We do not think any of these allegations to the effect that the colored people were in the majority in said district, and relying on the integrity of the county superintendent, voted bonds and erected a school building in said school district costing approximately $22,000, and that a tax is levied on the negro population of said district to retire said bonds of themselves constitute any legal ground of complaint. Such taxes are levied on the taxable property of all persons regardless of the color of the owner thereof.
Neither do we think the allegations "that it is impossible for said (colored) school to run or be operated as a separate school for a term of eight months in each year, for the reason that sufficient funds cannot be raised under the law to run, operate, and maintain said school as a separate school" afford any legal grounds of complaint.

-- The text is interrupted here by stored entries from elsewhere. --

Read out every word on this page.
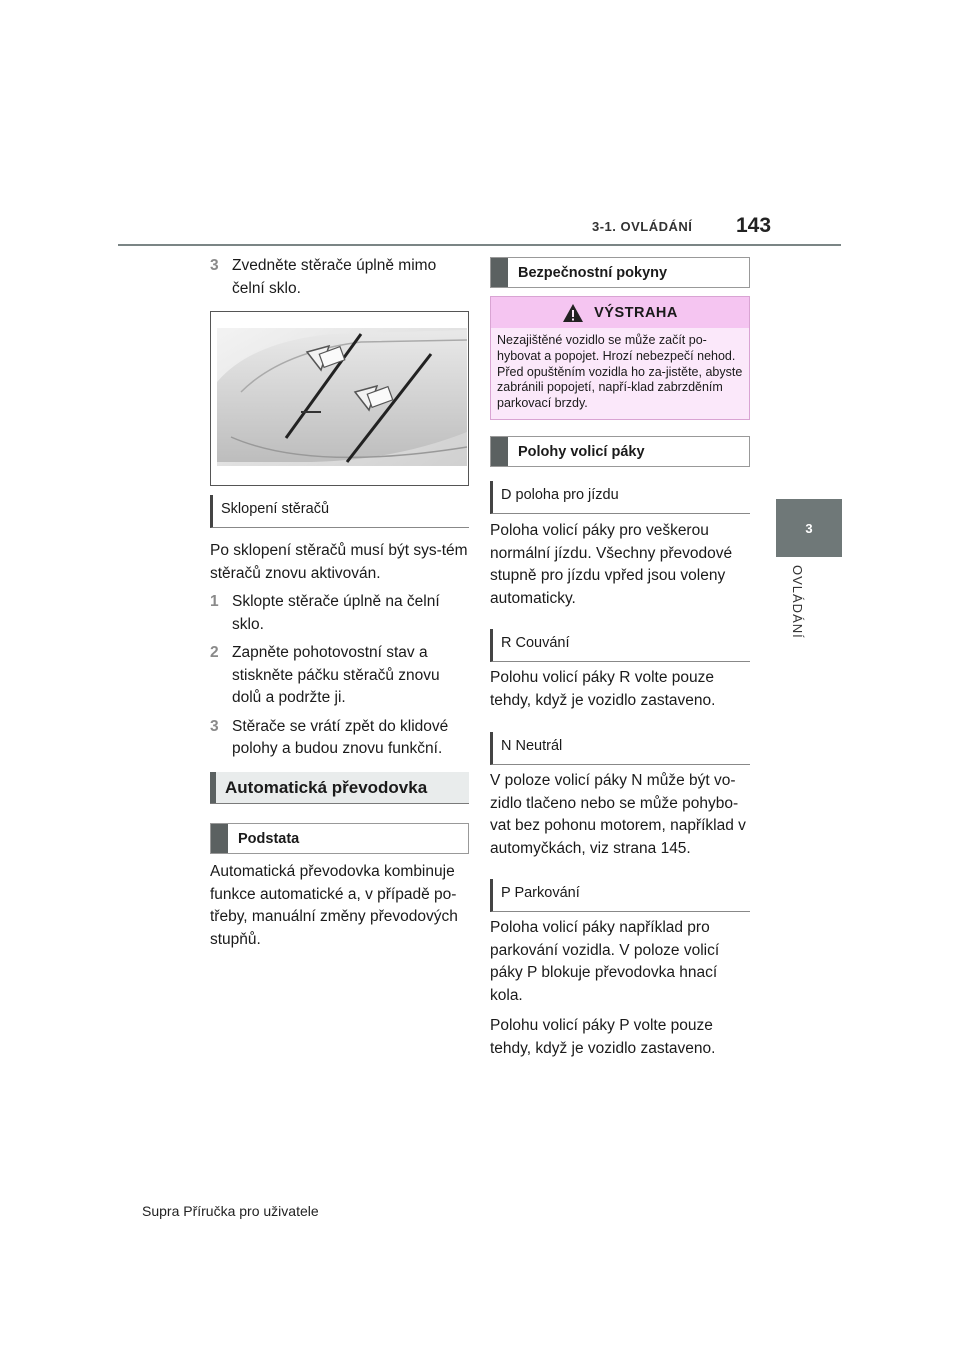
3-1. OVLÁDÁNÍ 143
3
OVLÁDÁNÍ
3 Zvedněte stěrače úplně mimo čelní sklo.
Sklopení stěračů

Po sklopení stěračů musí být sys-tém stěračů znovu aktivován.

1 Sklopte stěrače úplně na čelní sklo.
2 Zapněte pohotovostní stav a stiskněte páčku stěračů znovu dolů a podržte ji.
3 Stěrače se vrátí zpět do klidové polohy a budou znovu funkční.
Automatická převodovka
Podstata

Automatická převodovka kombinuje funkce automatické a, v případě po-třeby, manuální změny převodových stupňů.

Bezpečnostní pokyny
VÝSTRAHA
Nezajištěné vozidlo se může začít po-hybovat a popojet. Hrozí nebezpečí nehod. Před opuštěním vozidla ho za-jistěte, abyste zabránili popojetí, napří-klad zabrzděním parkovací brzdy.
Polohy volicí páky
D poloha pro jízdu

Poloha volicí páky pro veškerou normální jízdu. Všechny převodové stupně pro jízdu vpřed jsou voleny automaticky.

R Couvání

Polohu volicí páky R volte pouze tehdy, když je vozidlo zastaveno.

N Neutrál

V poloze volicí páky N může být vo-zidlo tlačeno nebo se může pohybo-vat bez pohonu motorem, například v automyčkách, viz strana 145.

P Parkování

Poloha volicí páky například pro parkování vozidla. V poloze volicí páky P blokuje převodovka hnací kola.

Polohu volicí páky P volte pouze tehdy, když je vozidlo zastaveno.

Supra Příručka pro uživatele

The petition does not allege that said school has heretofore had an eight months term of school, nor does it allege that it is impossible to maintain said school as a separate school for a term of the same length as the district school.
Section 3, art. 13, of the Constitution of Oklahoma provides:
"Separate schools for white and colored children with like accommodations shall be provided by the Legislature and impartially maintained."
Applying the law to the other allegations contained in the petition of the plaintiffs, we must conclude that it states a cause of action for an injunction and that the trial court erred in sustaining the demurrer thereto.
The judgment of the district court of Seminole county is therefore reversed, and this cause is remanded, with instructions to overrule the demurrer of the defendants, and take such further proceedings as are not inconsistent with the views herein expressed.
NICHOLSON, C.J., BRANSON, V.C.J., and PHELPS, LESTER, HUNT, CLARK, and RILEY, JJ., concur.